April 2, 2012
Demand
for Collateral Management on the Rise: J.P. Morgan Appointed by Four Leading
Super Funds
SYDNEY, 2 April 2012 - Australian and New Zealand institutions are
looking to implement enhanced collateral management arrangements as more
stringent financial regulation is implemented globally and concerns around
counterparty credit risk remain at the forefront - according to global industry
leader J.P. Morgan.
In light of these
trends, J.P. Morgan Worldwide Securities Services (WSS) today announced it has
been appointed to provide end-to-end third party derivatives collateral
management for four of the region's leading superannuation funds:
AustralianSuper (AU$42bn in assets under management), New Zealand
Superannuation Fund (NZ$18bn in assets under management), Government
Superannuation Fund Authority (NZ$3bn in assets under management) and National
Provident Fund (NZ$$1.8bn in assets under management).
J.P. Morgan WSS runs a
world-leading global collateral management platform with more than US$600bn in
collateral balances. The platform is also supported locally to service the
large and sophisticated Australian and New Zealand markets, as well as other
key Asian markets.
Commenting on the
appointments, Blair Harrison, Head of Collateral Management, Asia Pacific, J.P.
Morgan Worldwide Securities Services, said large investors understood that
using an independent agent to administer the collateral process and hold
collateral assets was the most efficient solution, both in mitigating
operational and counterparty risk, and in managing costs.
"Recent
volatility and counterparty defaults have reinforced the need for timely and
appropriate collateralisation of counterparty exposures for superannuation
funds and asset managers. We are seeing these investors place greater emphasis
on the quality of the collateral as well as the need to diligently and
constantly value and administer the collateral involved in a transaction,"
Mr. Harrison said.
Mr.
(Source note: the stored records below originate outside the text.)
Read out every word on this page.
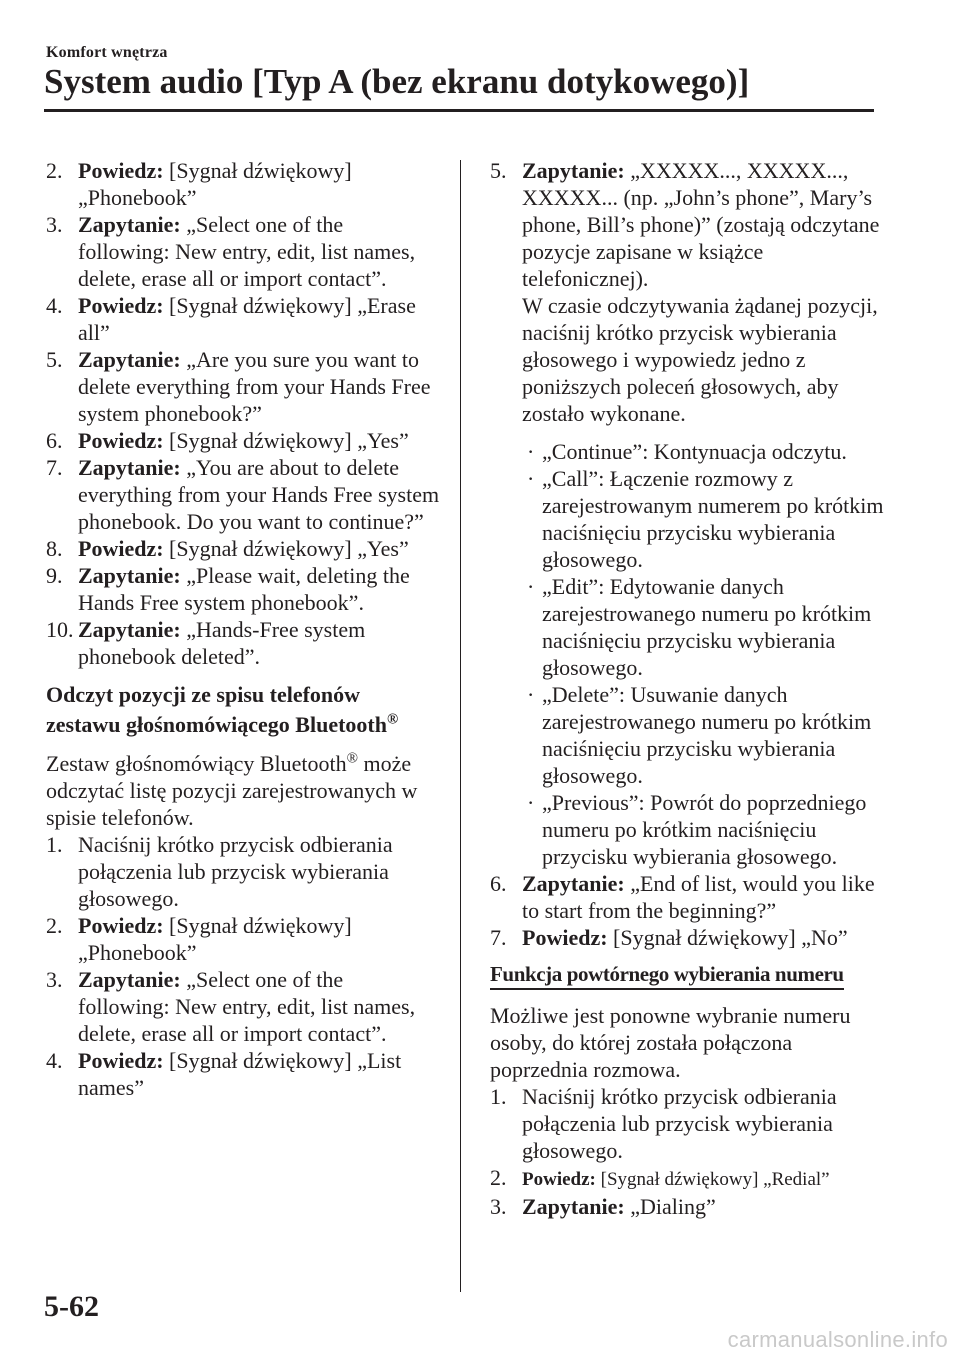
Komfort wnętrza
System audio [Typ A (bez ekranu dotykowego)]
2. Powiedz: [Sygnał dźwiękowy] „Phonebook”
3. Zapytanie: „Select one of the following: New entry, edit, list names, delete, erase all or import contact”.
4. Powiedz: [Sygnał dźwiękowy] „Erase all”
5. Zapytanie: „Are you sure you want to delete everything from your Hands Free system phonebook?”
6. Powiedz: [Sygnał dźwiękowy] „Yes”
7. Zapytanie: „You are about to delete everything from your Hands Free system phonebook. Do you want to continue?”
8. Powiedz: [Sygnał dźwiękowy] „Yes”
9. Zapytanie: „Please wait, deleting the Hands Free system phonebook”.
10. Zapytanie: „Hands-Free system phonebook deleted”.
Odczyt pozycji ze spisu telefonów
zestawu głośnomówiącego Bluetooth®
Zestaw głośnomówiący Bluetooth® może odczytać listę pozycji zarejestrowanych w spisie telefonów.
1. Naciśnij krótko przycisk odbierania połączenia lub przycisk wybierania głosowego.
2. Powiedz: [Sygnał dźwiękowy] „Phonebook”
3. Zapytanie: „Select one of the following: New entry, edit, list names, delete, erase all or import contact”.
4. Powiedz: [Sygnał dźwiękowy] „List names”
5. Zapytanie: „XXXXX..., XXXXX..., XXXXX... (np. „John’s phone”, Mary’s phone, Bill’s phone)” (zostają odczytane pozycje zapisane w książce telefonicznej).
W czasie odczytywania żądanej pozycji, naciśnij krótko przycisk wybierania głosowego i wypowiedz jedno z poniższych poleceń głosowych, aby zostało wykonane.
· „Continue”: Kontynuacja odczytu.
· „Call”: Łączenie rozmowy z zarejestrowanym numerem po krótkim naciśnięciu przycisku wybierania głosowego.
· „Edit”: Edytowanie danych zarejestrowanego numeru po krótkim naciśnięciu przycisku wybierania głosowego.
· „Delete”: Usuwanie danych zarejestrowanego numeru po krótkim naciśnięciu przycisku wybierania głosowego.
· „Previous”: Powrót do poprzedniego numeru po krótkim naciśnięciu przycisku wybierania głosowego.
6. Zapytanie: „End of list, would you like to start from the beginning?”
7. Powiedz: [Sygnał dźwiękowy] „No”
Funkcja powtórnego wybierania numeru
Możliwe jest ponowne wybranie numeru osoby, do której została połączona poprzednia rozmowa.
1. Naciśnij krótko przycisk odbierania połączenia lub przycisk wybierania głosowego.
2. Powiedz: [Sygnał dźwiękowy] „Redial”
3. Zapytanie: „Dialing”
5-62
carmanualsonline.info
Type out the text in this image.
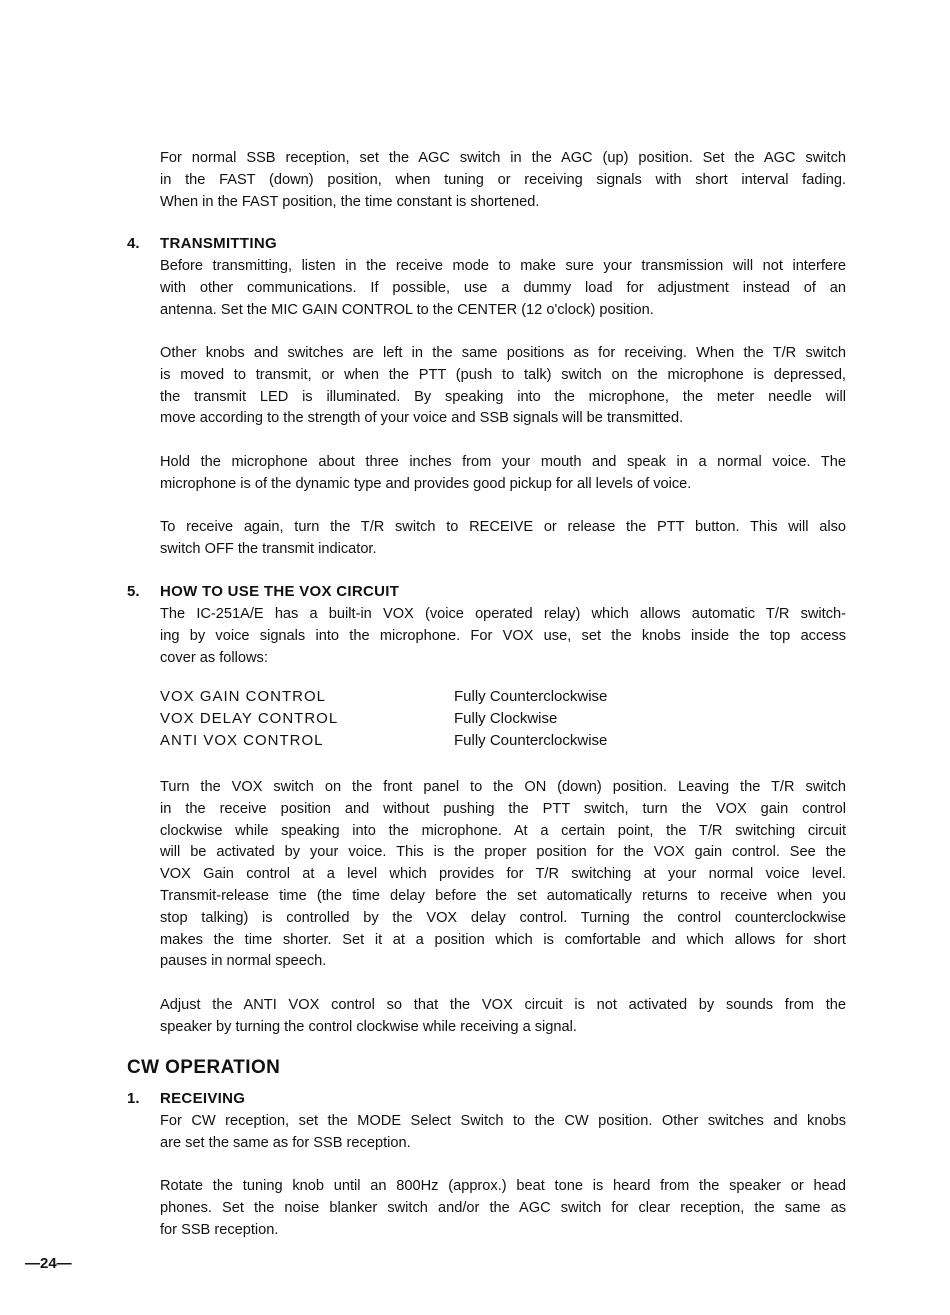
For normal SSB reception, set the AGC switch in the AGC (up) position. Set the AGC switch
in the FAST (down) position, when tuning or receiving signals with short interval fading.
When in the FAST position, the time constant is shortened.

4. TRANSMITTING

Before transmitting, listen in the receive mode to make sure your transmission will not interfere
with other communications. If possible, use a dummy load for adjustment instead of an
antenna. Set the MIC GAIN CONTROL to the CENTER (12 o'clock) position.

Other knobs and switches are left in the same positions as for receiving. When the T/R switch
is moved to transmit, or when the PTT (push to talk) switch on the microphone is depressed,
the transmit LED is illuminated. By speaking into the microphone, the meter needle will
move according to the strength of your voice and SSB signals will be transmitted.

Hold the microphone about three inches from your mouth and speak in a normal voice. The
microphone is of the dynamic type and provides good pickup for all levels of voice.

To receive again, turn the T/R switch to RECEIVE or release the PTT button. This will also
switch OFF the transmit indicator.

5. HOW TO USE THE VOX CIRCUIT

The IC-251A/E has a built-in VOX (voice operated relay) which allows automatic T/R switch-
ing by voice signals into the microphone. For VOX use, set the knobs inside the top access
cover as follows:

VOX GAIN CONTROL	Fully Counterclockwise
VOX DELAY CONTROL	Fully Clockwise
ANTI VOX CONTROL	Fully Counterclockwise

Turn the VOX switch on the front panel to the ON (down) position. Leaving the T/R switch
in the receive position and without pushing the PTT switch, turn the VOX gain control
clockwise while speaking into the microphone. At a certain point, the T/R switching circuit
will be activated by your voice. This is the proper position for the VOX gain control. See the
VOX Gain control at a level which provides for T/R switching at your normal voice level.
Transmit-release time (the time delay before the set automatically returns to receive when you
stop talking) is controlled by the VOX delay control. Turning the control counterclockwise
makes the time shorter. Set it at a position which is comfortable and which allows for short
pauses in normal speech.

Adjust the ANTI VOX control so that the VOX circuit is not activated by sounds from the
speaker by turning the control clockwise while receiving a signal.

CW OPERATION
1. RECEIVING

For CW reception, set the MODE Select Switch to the CW position. Other switches and knobs
are set the same as for SSB reception.

Rotate the tuning knob until an 800Hz (approx.) beat tone is heard from the speaker or head
phones. Set the noise blanker switch and/or the AGC switch for clear reception, the same as
for SSB reception.

—24—
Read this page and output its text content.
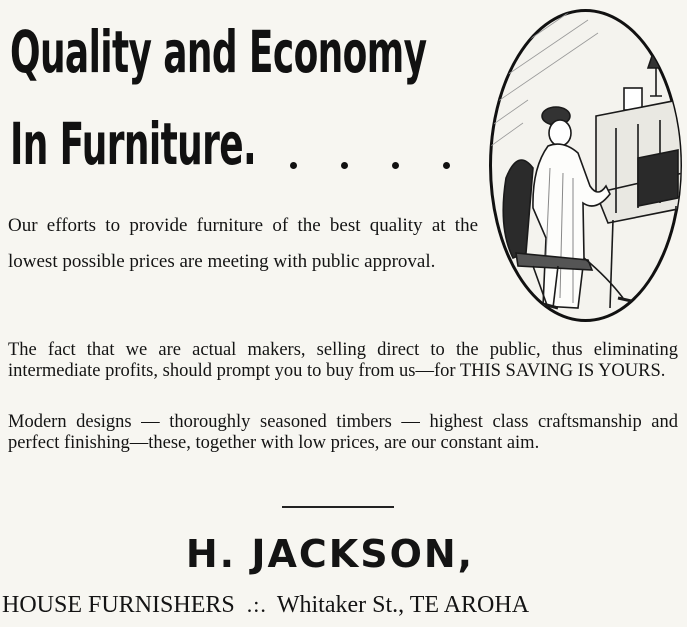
Quality and Economy
In Furniture.
Our efforts to provide furniture of the best quality at the lowest possible prices are meeting with public approval.
The fact that we are actual makers, selling direct to the public, thus eliminating intermediate profits, should prompt you to buy from us—for THIS SAVING IS YOURS.
Modern designs — thoroughly seasoned timbers — highest class craftsmanship and perfect finishing—these, together with low prices, are our constant aim.
H. JACKSON,
HOUSE FURNISHERS .:. Whitaker St., TE AROHA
Harrison said key
attributes supporting J.P. Morgan's appointment included its ability to offer
the industry's first full service solution for the daily management of
collateral obligations; a global collateral management team of 82 people
providing round the clock, round the globe support; and its demonstrated
industry leadership, particularly in light of emerging regulations.
New regulations, such
as Dodd-Frank in the U.S. and Europe's EMIR, which will take effect in 2012,
are expected to have a profound impact on the OTC derivatives market globally.
For Australian and New Zealand participants this will mean that they will need
to navigate new regulations and infrastructure for the markets that they
participate in.
"As a major
player in both the cash management and securities servicing markets and as an
expert collateral agent, J.P. Morgan has drawn on its unique position to work
closely with industry participants and regulatory bodies to understand the
relevant new regulations, assess the holistic impact of the changes and devise
effective client solutions," Mr. Harrison said.
"We will continue
to play a leadership role and act as our clients' advocate as regulations are
being shaped. We are committed to working with our clients around the world,
educating them on new obligations and continuously evolving our services to
help large investors dynamically manage collateral against the changing
regulatory landscape," he concluded.